Zum Buch:
„Wahrscheinlich ist dir schon aufgefallen, dass dies hier nur dann nach einer Geschichte zu klingen beginnt, wenn ich etwas wiederhole, das mir Vater erzählt hat…“, so fasst die Protagonistin und Stimme des Romans Pippins Tochters Taschentuch ihren Erzählton selbst zusammen. Der ganze Text ist eine Rede an ihre Schwester, in der sich Erinnerungen und Gegenwart ihres Familienlebens vermischen. Die Protagonistin Lucy Seifert merkt in der Zeit, in der sie ihrer Schwester schreibt, selbst, wie ihre Affäre so unaufgeregt wie unaufhaltsam die Struktur ihrer Ehe unterwandert. Diese Schilderungen werden mit Szenen aus der frühen Zeit der Ehe ihrer Eltern parallelisiert. Während Lucy mittlerweile in den Staaten lebt, beginnt die Geschichte ihrer Eltern in den 20ern in Kitzingen am Main. Ihre Mutter gilt als wunderschön, ein Freigeist, eine Sängerin, während ihr Vater als Lehrer eine finanziell gute Partie ist. Die Ehe hält, nachdem die Affäre der Mutter mit einem jüdischen Musiker ans Licht kommt, vor allem durch den gesellschaftlichen Druck und das plötzliche Desinteresse des Liebhabers. Doch nicht nur der Vertrauensbruch, auch die Annäherung an den Faschismus prägen ab diesem Punkt das Verhältnis der jungen Eltern.

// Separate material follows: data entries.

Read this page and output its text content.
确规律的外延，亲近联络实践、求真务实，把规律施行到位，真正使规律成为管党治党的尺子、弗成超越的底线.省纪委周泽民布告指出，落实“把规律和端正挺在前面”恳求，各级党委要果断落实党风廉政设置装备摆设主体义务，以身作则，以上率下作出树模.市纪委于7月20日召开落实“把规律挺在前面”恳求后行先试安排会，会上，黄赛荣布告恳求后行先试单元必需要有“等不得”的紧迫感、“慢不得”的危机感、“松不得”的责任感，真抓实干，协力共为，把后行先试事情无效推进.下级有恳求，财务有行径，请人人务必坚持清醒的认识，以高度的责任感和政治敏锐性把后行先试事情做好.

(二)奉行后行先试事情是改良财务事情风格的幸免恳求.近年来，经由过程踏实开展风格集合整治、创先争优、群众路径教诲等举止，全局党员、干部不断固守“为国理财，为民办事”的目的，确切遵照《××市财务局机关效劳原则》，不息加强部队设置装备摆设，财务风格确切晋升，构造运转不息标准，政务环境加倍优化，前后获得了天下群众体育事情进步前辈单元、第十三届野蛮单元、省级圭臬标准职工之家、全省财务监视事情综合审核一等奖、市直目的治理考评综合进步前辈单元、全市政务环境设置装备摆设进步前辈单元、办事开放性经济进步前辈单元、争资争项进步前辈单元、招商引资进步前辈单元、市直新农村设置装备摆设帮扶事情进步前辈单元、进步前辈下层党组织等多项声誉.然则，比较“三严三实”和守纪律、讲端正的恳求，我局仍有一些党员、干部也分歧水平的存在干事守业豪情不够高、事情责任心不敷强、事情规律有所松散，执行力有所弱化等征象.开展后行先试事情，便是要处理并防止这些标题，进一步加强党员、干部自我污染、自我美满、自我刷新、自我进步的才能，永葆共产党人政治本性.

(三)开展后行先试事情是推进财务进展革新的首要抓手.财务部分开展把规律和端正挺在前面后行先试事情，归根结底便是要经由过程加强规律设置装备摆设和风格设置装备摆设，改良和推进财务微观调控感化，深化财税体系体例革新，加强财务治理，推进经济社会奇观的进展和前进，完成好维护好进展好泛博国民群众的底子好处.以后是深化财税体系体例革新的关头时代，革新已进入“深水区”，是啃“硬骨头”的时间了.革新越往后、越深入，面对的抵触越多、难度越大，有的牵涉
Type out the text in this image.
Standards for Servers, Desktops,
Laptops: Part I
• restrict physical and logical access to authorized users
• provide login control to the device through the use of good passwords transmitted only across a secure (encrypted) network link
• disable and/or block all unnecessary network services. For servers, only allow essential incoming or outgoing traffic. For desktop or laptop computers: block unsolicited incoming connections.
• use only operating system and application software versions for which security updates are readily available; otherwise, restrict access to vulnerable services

Jahre später ist Lucy davon überzeugt: ihre Schwester Andrea ist nicht das leibliche Kind ihres Vaters, und gerade deswegen muss sie nun die Geschichte des Ehebruchs der Mutter viel mehr als Liebesgeschichte begreifen.
Zwei Dinge sind an diesem Roman so auffallend gut gelungen, dass sie nicht unerwähnt bleiben dürfen. Zum einen das Ineinandergreifen der beiden Zeitebenen, der Wechsel zwischen der Vergangenheit und der Gegenwart. Dies geschieht nicht, wie sonst üblich, mit harten Schnitten und Szenenwechseln, vielmehr entspinnt sich ein Netz, ein wechselseitiger Einfluss zwischen beidem. Das liegt nicht zuletzt – und das bringt mich zu meinem zweiten Punkt – an der Ambivalenz und der psychologischen Schärfe, die Lucy als Erzählerin erhält. Ihre Stimme ist weit davon entfernt, eine neutrale zu sein. Dessen ist sie sich selbst sehr bewusst und unternimmt auch keinerlei Anstrengungen, das zu verbergen. Der Text gewinnt einen großen Teil seiner Dynamik durch die in der Erzählstruktur implizite, aufgeladene Beziehung der Schwestern.
Waldrops psychologische Präzision und künstlerischer Ausdruck kommen in der Übersetzung durch Ann Cotten wunderbar zur Geltung. Das amerikanisch-deutsche (Spannungs-) Verhältnis, das nicht nur beide Autorinnen verbindet, sondern auch dem Roman innewohnt, schlägt sich auch sprachlich in einer Synergie kurzer, schlaghafter Sätze innerhalb einer im höchsten Maße verschachtelten und umschweifenden Erzählweise nieder.